Yoga as an adjunct activity for medical students learning anatomy. Journal Article

Authors: Lee, EC; Adams, W; Sandoval-Skeet, N; Hoyt, A; Lee, K
Article Title: Yoga as an adjunct activity for medical students learning anatomy.
Abstract: BACKGROUND: Medical students experience high levels of stress during training due to demanding course loads which often leaves less time for self-care. This study combines the self-care technique of yoga with learning anatomical locations, innervations, actions, and functions of the muscles and organs to determine if anatomy tests scores are improved and whether students' stress levels attenuate from participating in yoga. METHODS: In this randomized controlled study, 64 student volunteers were randomized into either a yoga intervention group or wait list control group throughout the M1 anatomy course. The yoga group (n?=?32) participated in 8 yoga sessions synced with the anatomy topics they were learning in lecture. The wait list group (n?=?32) went through their normal anatomy curriculum but had an option to participate in the same yoga sessions after the anatomy course. The primary research purpose was to determine whether yoga improved anatomy exam performance by comparing four anatomy exam scores between the two groups.
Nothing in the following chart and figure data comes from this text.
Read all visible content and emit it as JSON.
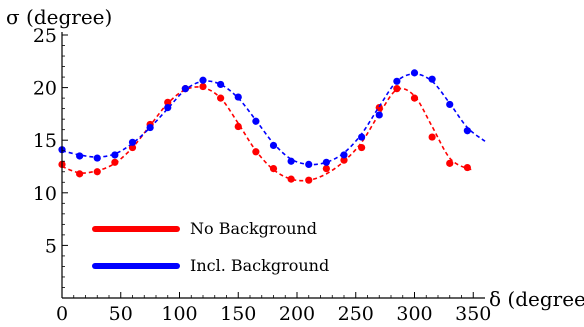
{
  "chart_data": {
    "type": "scatter",
    "ylabel": "σ (degree)",
    "xlabel": "δ (degree)",
    "xlim": [
      0,
      360
    ],
    "ylim": [
      0,
      25
    ],
    "x_ticks": [
      0,
      50,
      100,
      150,
      200,
      250,
      300,
      350
    ],
    "y_ticks": [
      5,
      10,
      15,
      20,
      25
    ],
    "grid": false,
    "legend_position": "bottom-left",
    "series": [
      {
        "name": "No Background",
        "color": "#ff0000",
        "points": {
          "x": [
            0,
            15,
            30,
            45,
            60,
            75,
            90,
            105,
            120,
            135,
            150,
            165,
            180,
            195,
            210,
            225,
            240,
            255,
            270,
            285,
            300,
            315,
            330,
            345
          ],
          "y": [
            12.7,
            11.8,
            12.0,
            12.9,
            14.3,
            16.5,
            18.6,
            19.9,
            20.1,
            19.0,
            16.3,
            13.9,
            12.3,
            11.3,
            11.2,
            12.3,
            13.1,
            14.3,
            18.1,
            19.9,
            19.0,
            15.3,
            12.8,
            12.4
          ]
        },
        "curve": {
          "x": [
            0,
            15,
            30,
            45,
            60,
            75,
            90,
            105,
            120,
            135,
            150,
            165,
            180,
            195,
            210,
            225,
            240,
            255,
            270,
            285,
            300,
            315,
            330,
            345,
            350
          ],
          "y": [
            12.5,
            11.9,
            12.1,
            12.8,
            14.3,
            16.4,
            18.5,
            19.8,
            20.0,
            19.0,
            16.6,
            14.0,
            12.2,
            11.3,
            11.2,
            11.8,
            13.0,
            14.8,
            17.5,
            19.8,
            19.2,
            16.3,
            13.3,
            12.3,
            12.3
          ]
        }
      },
      {
        "name": "Incl. Background",
        "color": "#0000ff",
        "points": {
          "x": [
            0,
            15,
            30,
            45,
            60,
            75,
            90,
            105,
            120,
            135,
            150,
            165,
            180,
            195,
            210,
            225,
            240,
            255,
            270,
            285,
            300,
            315,
            330,
            345
          ],
          "y": [
            14.1,
            13.5,
            13.3,
            13.6,
            14.8,
            16.2,
            18.1,
            19.9,
            20.7,
            20.3,
            19.1,
            16.8,
            14.5,
            13.0,
            12.7,
            12.9,
            13.6,
            15.3,
            17.4,
            20.6,
            21.4,
            20.8,
            18.4,
            15.9
          ]
        },
        "curve": {
          "x": [
            0,
            15,
            30,
            45,
            60,
            75,
            90,
            105,
            120,
            135,
            150,
            165,
            180,
            195,
            210,
            225,
            240,
            255,
            270,
            285,
            300,
            315,
            330,
            345,
            360
          ],
          "y": [
            14.0,
            13.6,
            13.4,
            13.7,
            14.7,
            16.2,
            18.0,
            19.8,
            20.6,
            20.3,
            19.0,
            16.9,
            14.7,
            13.2,
            12.7,
            12.9,
            13.8,
            15.6,
            18.2,
            20.6,
            21.3,
            20.6,
            18.5,
            16.2,
            14.9
          ]
        }
      }
    ]
  }
}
The secondary research purposes included the following: to determine whether yoga classes including anatomy teaching still conferred acute and long-lasting stress relief by, respectively, comparing a students' own pre- and post-yoga stress level and self-perceived stress levels between the two groups; and to determine if a student's confidence in anatomy was improved after a yoga session. RESULTS: There was no significant difference in anatomy exam performance between students who received yoga and those on the waitlist (all p?>?0.05). For students who received yoga, their average self-reported stress levels decreased after each yoga session, their average DASS (Depression, Anxiety and Stress Scale) score decreased after a yoga session, but they were not significantly less stressed than their waitlist peers prior to an exam, and their self-reported confidence in anatomy material related to the back, upper extremity, head and neck, and abdomen/pelvis increased. CONCLUSION: With this sample, there was no evidence that yoga sessions paired with anatomy lecture material improved overall anatomy exam performance, as opposed to only the musculoskeletal portion which other studies have looked at. However, yoga acutely reduced stress levels, and subjective feelings of knowledge improvement were noted by participants. Both of these can provide benefits to medical students.